В то время, однако, к которому относится настоящий мой рассказ, ужин ещё представлял собой довольно существенную трапезу и час ужина приближался. Но до него оставалось ещё добрых три четверти часа. Чем мне наполнить этот промежуток?
Правда, я взял с собою в дорогу две, три пустые книжонки, да и читать-то нельзя в известном настроении духа. Роман мой лежал с тростью и пледом на диване, а я отнесся бы с убийственным хладнокровием даже к тому, если б героиню и героя вкупе утопили бы в чану с водой, который мне был виден во дворе под моим окном.
Раза два я прошёлся по комнате взад и вперед и вздохнул, посмотрелся в зеркало, поправил высокий белый галстук, обмотанный вокруг моей шеи и завязанный по всем правилам искусства, надел жилет цвета буйволовой кожи и голубой фрак с узкими и длинными, как птичий хвостик, фалдами и золотыми пуговицами; мой носовой платок я весь смочил одеколоном (в то время не имелось великого множества разнородных духов, которыми нас позднее наделила изобретательность парфюмеров); я причесал свои волосы, которыми не мало гордился и причесывать их находил приятным занятием. Увы! представителями этих тёмных, густых, натуральных кудрей теперь оказываются только несколько десятков совершенно белых волос, и на месте, где некогда красовались они, ныне явилась гладкая, розовая лысина. Но едва ли не лучше предать забвению это оскорбительное для моего самолюбия обстоятельство. Довольно того, что тогда я мог похвастать обилием тёмно-каштановых, вьющихся волос. Оделся я с величайшим тщанием. Безукоризненно модную шляпу я вынул из дорожного футляра и надел на свою премудрую голову слегка набекрень, как носили её щеголи; пара светлых лайковых перчаток и трость, из числа похожих, скорее, на палицу, тогда с год или два как вошедших в употребление в Англии, довершали мой костюм.
Все эти старания клонились только к тому, чтоб пройтись по двору или постоять на лестнице «Прекрасной Звезды»; это был способ поклонения восхитительным глазам, виденным мною в этот вечер в первый раз, но забыть которые я не мог уже никогда, никогда!
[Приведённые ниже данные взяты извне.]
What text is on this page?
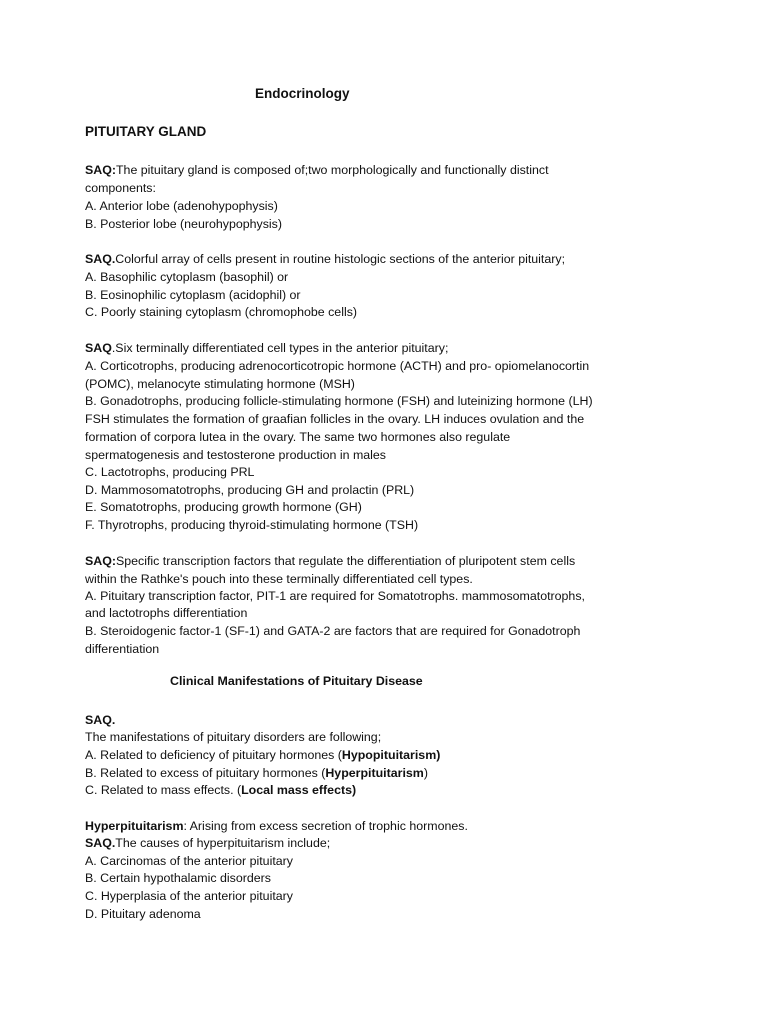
Endocrinology
PITUITARY GLAND
SAQ:The pituitary gland is composed of;two morphologically and functionally distinct
components:
A. Anterior lobe (adenohypophysis)
B. Posterior lobe (neurohypophysis)
SAQ.Colorful array of cells present in routine histologic sections of the anterior pituitary;
A. Basophilic cytoplasm (basophil) or
B. Eosinophilic cytoplasm (acidophil) or
C. Poorly staining cytoplasm (chromophobe cells)
SAQ.Six terminally differentiated cell types in the anterior pituitary;
A. Corticotrophs, producing adrenocorticotropic hormone (ACTH) and pro- opiomelanocortin
(POMC), melanocyte stimulating hormone (MSH)
B. Gonadotrophs, producing follicle-stimulating hormone (FSH) and luteinizing hormone (LH)
FSH stimulates the formation of graafian follicles in the ovary. LH induces ovulation and the
formation of corpora lutea in the ovary. The same two hormones also regulate
spermatogenesis and testosterone production in males
C. Lactotrophs, producing PRL
D. Mammosomatotrophs, producing GH and prolactin (PRL)
E. Somatotrophs, producing growth hormone (GH)
F. Thyrotrophs, producing thyroid-stimulating hormone (TSH)
SAQ:Specific transcription factors that regulate the differentiation of pluripotent stem cells
within the Rathke's pouch into these terminally differentiated cell types.
A. Pituitary transcription factor, PIT-1 are required for Somatotrophs. mammosomatotrophs,
and lactotrophs differentiation
B. Steroidogenic factor-1 (SF-1) and GATA-2 are factors that are required for Gonadotroph
differentiation
Clinical Manifestations of Pituitary Disease
SAQ.
The manifestations of pituitary disorders are following;
A. Related to deficiency of pituitary hormones (Hypopituitarism)
B. Related to excess of pituitary hormones (Hyperpituitarism)
C. Related to mass effects. (Local mass effects)
Hyperpituitarism: Arising from excess secretion of trophic hormones.
SAQ.The causes of hyperpituitarism include;
A. Carcinomas of the anterior pituitary
B. Certain hypothalamic disorders
C. Hyperplasia of the anterior pituitary
D. Pituitary adenoma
Попросту сказать, всё это я сделал в смутной, весьма смутной надежде, что те очаровательные глаза увидят безукоризненный наряд меланхолического раба их и сохранят образ его не без тайного одобрения.
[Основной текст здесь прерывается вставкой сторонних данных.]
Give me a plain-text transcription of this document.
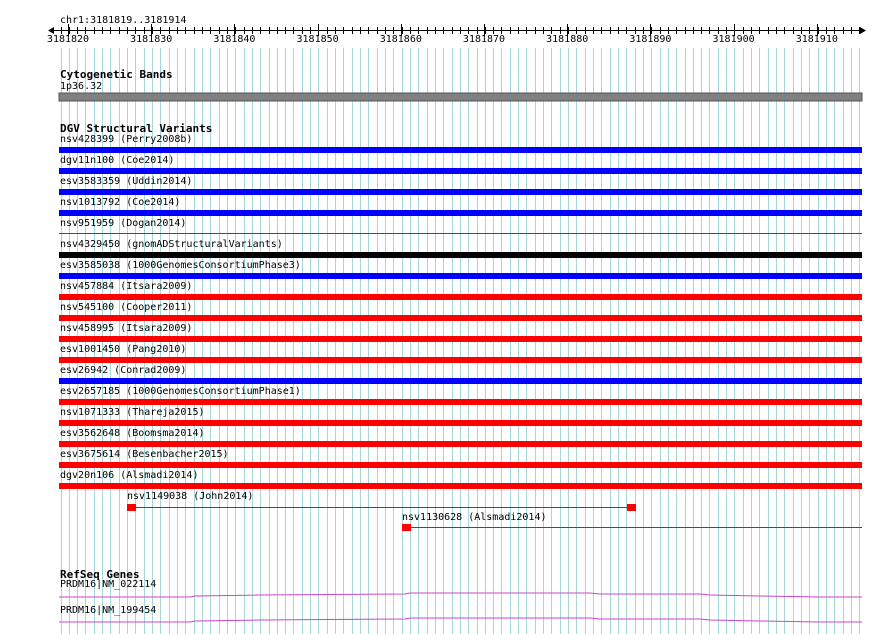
chr1:3181819..3181914
3181820	3181830	3181840	3181850	3181860	3181870	3181880	3181890	3181900	3181910
Cytogenetic Bands
1p36.32
DGV Structural Variants
nsv428399 (Perry2008b)
dgv11n100 (Coe2014)
esv3583359 (Uddin2014)
nsv1013792 (Coe2014)
nsv951959 (Dogan2014)
nsv4329450 (gnomADStructuralVariants)
esv3585038 (1000GenomesConsortiumPhase3)
nsv457884 (Itsara2009)
nsv545100 (Cooper2011)
nsv458995 (Itsara2009)
esv1001450 (Pang2010)
esv26942 (Conrad2009)
esv2657185 (1000GenomesConsortiumPhase1)
nsv1071333 (Thareja2015)
esv3562648 (Boomsma2014)
esv3675614 (Besenbacher2015)
dgv20n106 (Alsmadi2014)
nsv1149038 (John2014)
nsv1130628 (Alsmadi2014)
RefSeq Genes
PRDM16|NM_022114
PRDM16|NM_199454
Когда я кончал свой туалет, дневной свет окончательно померк, исчез последний отблеск солнца, на небосклоне водворились сумерки и стали постепенно сгущаться. Я вздохнул, сочувствуя грустно-мечтательному часу, и поднял окно, с целью выглянуть на двор прежде, чем сойду вниз. Я тотчас заметил, что окно, находившееся под моим, также было поднято, потому что до слуха моего ясно стал доноситься разговор между двумя лицами; только разобрать, что они говорили, я не мог.